Senators Susan Collins of Maine, Lisa Murkowski of Alaska, and Shelley Moore Capito of West Virginia have said they can’t support the Senate’s latest plan, which is to repeal the ACA immediately but leave it active for two years while a replacement is worked out. (The previous bill would have replaced the ACA immediately, but couldn’t get the votes from senators who decried it as either too conservative or not conservative enough.) Without them, the party lacks the 51 votes it needs.
But the three women’s stance has sparked a noticeably nasty, misogynistic backlash. The Club for Growth and Tea Party Patriots, two conservative grassroots organizations, started a website called “Traitorous Republicans” that targets Capito and Murkowski, as well as Rob Portman, the Ohio Republican who has said he thinks full repeal could be bad for Ohioans. All three voted in 2015 for a previous bill to repeal the ACA without replacing it. (Collins did not, so isn’t listed on the site.)
All three women are also being targeted on Twitter, where they’ve been called “feminazis” and “RINOs” (for Republicans in Name Only), and derided for their looks, their hair, and even their voices.
Murkowski and Collins have said in the past they oppose the Republican reform proposal’s cuts to Planned Parenthood, which provides birth control and abortions in their mostly rural states. That seems to have prompted a particularly vivid attack from former Arkansas governor Mike Huckabee:
Capito and Collins don’t come up for reelection until 2020, and Murkowski until 2022. All three women are more popular than the president, according to the latest polls.
Far-right groups plan to keep up the pressure in coming days, hoping to change the women’s minds. For these senators, “there will be a ton of pressure from activists and constituents to not be a fraud,” said one Tea Party think tank staffer. “The phones won’t stop ringing,” he predicted.
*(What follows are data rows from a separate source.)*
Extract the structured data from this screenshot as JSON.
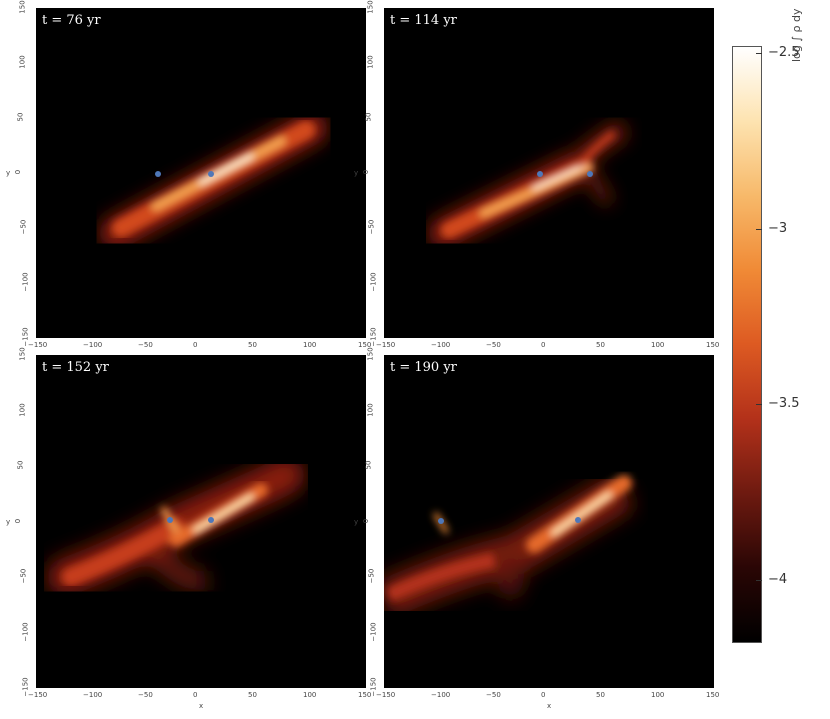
{
  "chart_data": [
    {
      "type": "heatmap",
      "title": "t = 76 yr",
      "x_ticks": [
        "−150",
        "−100",
        "−50",
        "0",
        "50",
        "100",
        "150"
      ],
      "y_ticks": [
        "150",
        "100",
        "50",
        "0",
        "−50",
        "−100",
        "−150"
      ],
      "xlabel": "",
      "ylabel": "y",
      "ylim": [
        -150,
        150
      ],
      "xlim": [
        -150,
        150
      ]
    },
    {
      "type": "heatmap",
      "title": "t = 114 yr",
      "x_ticks": [
        "−150",
        "−100",
        "−50",
        "0",
        "50",
        "100",
        "150"
      ],
      "y_ticks": [
        "150",
        "100",
        "50",
        "0",
        "−50",
        "−100",
        "−150"
      ],
      "xlabel": "",
      "ylabel": "y",
      "ylim": [
        -150,
        150
      ],
      "xlim": [
        -150,
        150
      ]
    },
    {
      "type": "heatmap",
      "title": "t = 152 yr",
      "x_ticks": [
        "−150",
        "−100",
        "−50",
        "0",
        "50",
        "100",
        "150"
      ],
      "y_ticks": [
        "150",
        "100",
        "50",
        "0",
        "−50",
        "−100",
        "−150"
      ],
      "xlabel": "x",
      "ylabel": "y",
      "ylim": [
        -150,
        150
      ],
      "xlim": [
        -150,
        150
      ]
    },
    {
      "type": "heatmap",
      "title": "t = 190 yr",
      "x_ticks": [
        "−150",
        "−100",
        "−50",
        "0",
        "50",
        "100",
        "150"
      ],
      "y_ticks": [
        "150",
        "100",
        "50",
        "0",
        "−50",
        "−100",
        "−150"
      ],
      "xlabel": "x",
      "ylabel": "y",
      "ylim": [
        -150,
        150
      ],
      "xlim": [
        -150,
        150
      ]
    }
  ],
  "colorbar": {
    "label": "log ∫ ρ dy",
    "ticks": [
      {
        "value": -2.5,
        "label": "−2.5"
      },
      {
        "value": -3,
        "label": "−3"
      },
      {
        "value": -3.5,
        "label": "−3.5"
      },
      {
        "value": -4,
        "label": "−4"
      }
    ],
    "range": [
      -4.18,
      -2.48
    ],
    "colors": [
      "#000000",
      "#2a0605",
      "#6e1a10",
      "#b3311a",
      "#dd5a22",
      "#f08a36",
      "#f7b96a",
      "#fde3b0",
      "#ffffff"
    ]
  }
}
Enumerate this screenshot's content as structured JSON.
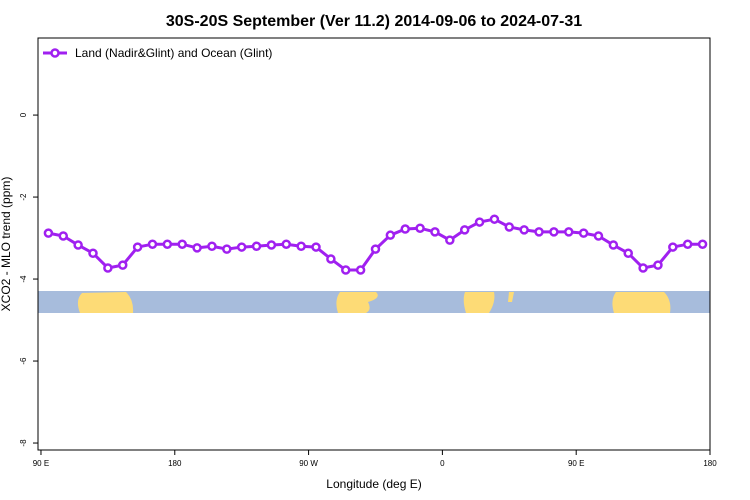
{
  "chart_data": {
    "type": "line",
    "title": "30S-20S September (Ver 11.2)   2014-09-06 to 2024-07-31",
    "x_label": "Longitude (deg E)",
    "y_label": "XCO2 - MLO trend (ppm)",
    "x": [
      95,
      105,
      115,
      125,
      135,
      145,
      155,
      165,
      175,
      185,
      195,
      205,
      215,
      225,
      235,
      245,
      255,
      265,
      275,
      285,
      295,
      305,
      315,
      325,
      335,
      345,
      355,
      365,
      375,
      385,
      395,
      405,
      415,
      425,
      435,
      445,
      455,
      465,
      475,
      485,
      495,
      505,
      515,
      525,
      535
    ],
    "series": [
      {
        "name": "Land (Nadir&Glint) and Ocean (Glint)",
        "color": "#a020f0",
        "values": [
          -2.88,
          -2.95,
          -3.17,
          -3.37,
          -3.73,
          -3.66,
          -3.22,
          -3.15,
          -3.15,
          -3.15,
          -3.24,
          -3.2,
          -3.27,
          -3.22,
          -3.2,
          -3.17,
          -3.15,
          -3.2,
          -3.22,
          -3.51,
          -3.78,
          -3.78,
          -3.27,
          -2.93,
          -2.78,
          -2.76,
          -2.85,
          -3.05,
          -2.8,
          -2.61,
          -2.54,
          -2.73,
          -2.8,
          -2.85,
          -2.85,
          -2.85,
          -2.88,
          -2.95,
          -3.17,
          -3.37,
          -3.73,
          -3.66,
          -3.22,
          -3.15,
          -3.15
        ]
      }
    ],
    "xlim": [
      88,
      540
    ],
    "ylim": [
      -8.17,
      1.88
    ],
    "xticks": [
      {
        "value": 90,
        "label": "90 E"
      },
      {
        "value": 180,
        "label": "180"
      },
      {
        "value": 270,
        "label": "90 W"
      },
      {
        "value": 360,
        "label": "0"
      },
      {
        "value": 450,
        "label": "90 E"
      },
      {
        "value": 540,
        "label": "180"
      }
    ],
    "yticks": [
      -8,
      -6,
      -4,
      -2,
      0
    ],
    "legend": "top-left"
  }
}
Murkowski’s office is getting hundreds of phone calls a day from her constituents about health care, a spokeswoman in Washington DC said on Wednesday, but they have been split between supporters of keeping and repealing Obamacare.
Just as the right is attacking the three women, the left is defending them. MomsRising, an activist group, plans to present all three with superhero capes at the Capitol this week. “We’re trying to send the message that Moms across the nation are backing them up,” said Donna Norton, a Moms Rising co-founder.